Même pendant les guerres, il poursuit imperturbablement et inlassablement son œuvre avec un soin extrême. Son combat, à lui, durera plus da 30 ans. Il veut redonner vie à la terre, tandis que les hommes la couvrent de cadavres.
Son champ d’intervention s’étend sur une surface de 11 kilomètres de long sur 3 de large, qu’il parcourt évidemment à pied. Aux chênes ont succédé les hêtres, les bouleaux et les saules. Cette forêt s’installe et se développe tellement progressivement qu’on croit qu’elle est naturelle et qu’elle a poussé toute seule !  L’écosystème se modifie peu à peu. L’eau (comme l’espoir) sourd à nouveau parmi les arbres et court dans les ruisseaux.
Les cultures d’orge et de seigle réapparaissent avec les hommes et la vie reprend.
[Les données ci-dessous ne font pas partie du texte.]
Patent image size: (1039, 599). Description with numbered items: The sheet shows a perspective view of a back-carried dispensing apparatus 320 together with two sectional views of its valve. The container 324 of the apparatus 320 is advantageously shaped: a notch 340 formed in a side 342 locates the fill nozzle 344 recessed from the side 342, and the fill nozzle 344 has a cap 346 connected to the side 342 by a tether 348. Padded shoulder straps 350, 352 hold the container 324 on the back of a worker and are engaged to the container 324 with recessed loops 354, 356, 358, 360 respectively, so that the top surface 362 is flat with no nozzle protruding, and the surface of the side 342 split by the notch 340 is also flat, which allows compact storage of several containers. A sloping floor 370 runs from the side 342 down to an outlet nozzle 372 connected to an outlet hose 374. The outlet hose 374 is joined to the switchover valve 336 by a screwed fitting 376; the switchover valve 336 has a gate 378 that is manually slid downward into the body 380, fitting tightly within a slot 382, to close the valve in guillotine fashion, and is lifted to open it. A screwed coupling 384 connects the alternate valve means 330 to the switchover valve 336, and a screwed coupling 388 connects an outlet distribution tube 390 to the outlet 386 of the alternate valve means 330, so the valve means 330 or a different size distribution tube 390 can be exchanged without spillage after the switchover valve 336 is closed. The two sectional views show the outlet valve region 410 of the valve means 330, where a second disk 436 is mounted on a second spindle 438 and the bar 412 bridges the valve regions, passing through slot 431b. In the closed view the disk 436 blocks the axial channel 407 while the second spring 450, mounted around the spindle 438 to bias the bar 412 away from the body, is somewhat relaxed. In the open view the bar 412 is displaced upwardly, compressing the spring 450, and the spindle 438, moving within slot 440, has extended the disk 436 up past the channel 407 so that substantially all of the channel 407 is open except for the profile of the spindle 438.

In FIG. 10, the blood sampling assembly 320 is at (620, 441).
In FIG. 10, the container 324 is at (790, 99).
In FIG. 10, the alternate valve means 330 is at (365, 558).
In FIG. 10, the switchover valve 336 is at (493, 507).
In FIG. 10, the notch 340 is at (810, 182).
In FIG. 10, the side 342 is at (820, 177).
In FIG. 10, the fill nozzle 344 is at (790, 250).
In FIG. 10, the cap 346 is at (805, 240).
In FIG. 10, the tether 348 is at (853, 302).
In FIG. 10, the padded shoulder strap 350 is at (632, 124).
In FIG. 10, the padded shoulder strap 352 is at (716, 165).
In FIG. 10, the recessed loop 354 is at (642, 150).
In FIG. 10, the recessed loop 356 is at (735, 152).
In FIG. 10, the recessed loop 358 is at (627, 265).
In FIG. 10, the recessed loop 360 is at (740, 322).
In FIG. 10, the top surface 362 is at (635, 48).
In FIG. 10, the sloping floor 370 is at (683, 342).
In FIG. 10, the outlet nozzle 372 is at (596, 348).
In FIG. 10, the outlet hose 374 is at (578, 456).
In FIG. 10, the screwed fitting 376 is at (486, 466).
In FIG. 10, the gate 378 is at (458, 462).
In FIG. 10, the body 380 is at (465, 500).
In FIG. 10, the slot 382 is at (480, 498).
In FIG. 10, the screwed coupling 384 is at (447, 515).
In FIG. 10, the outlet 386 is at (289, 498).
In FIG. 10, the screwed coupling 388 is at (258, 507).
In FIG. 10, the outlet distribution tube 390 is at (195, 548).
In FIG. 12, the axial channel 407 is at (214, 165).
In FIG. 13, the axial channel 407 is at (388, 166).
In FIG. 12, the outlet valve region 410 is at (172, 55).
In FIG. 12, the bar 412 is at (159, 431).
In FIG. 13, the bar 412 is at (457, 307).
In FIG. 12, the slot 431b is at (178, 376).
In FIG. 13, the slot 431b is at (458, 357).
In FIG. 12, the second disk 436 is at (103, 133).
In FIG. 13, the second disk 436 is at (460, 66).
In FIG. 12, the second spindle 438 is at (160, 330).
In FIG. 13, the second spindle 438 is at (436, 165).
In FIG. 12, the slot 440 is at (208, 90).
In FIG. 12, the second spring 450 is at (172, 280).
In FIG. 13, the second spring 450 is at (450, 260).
La région renaît.
Cet athlète de Dieu, à la santé presque solennelle, devient, sans le savoir, le chantre d’une écologie humaniste où chacun est acteur de la survie et de la prospérité de son environnement.
Giono semble vouloir prouver que les hommes peuvent être aussi efficaces que Dieu dans d’autres domaines que la destruction. Plus de 10 000 personnes doivent leur bonheur à Elzéard Bouffier.
Cette fable moralisatrice, écologique avant l’heure, est magnifiquement portée par la voix de Guy Dieppedalle, architecte de mots éphémères. Elle tient un public attentif sous son charme. L’accordéon et le talent d’Elisabeth Faverjon contribuent à ponctuer et rythmer le récit avec douceur légèreté et entrain !
S’il est vrai que la société d’Elzéard Bouffier donnait la paix, la compagnie Croq Sésame apporte, elle aussi, en ces temps troublés, une bouffée d’optimisme et de gaieté.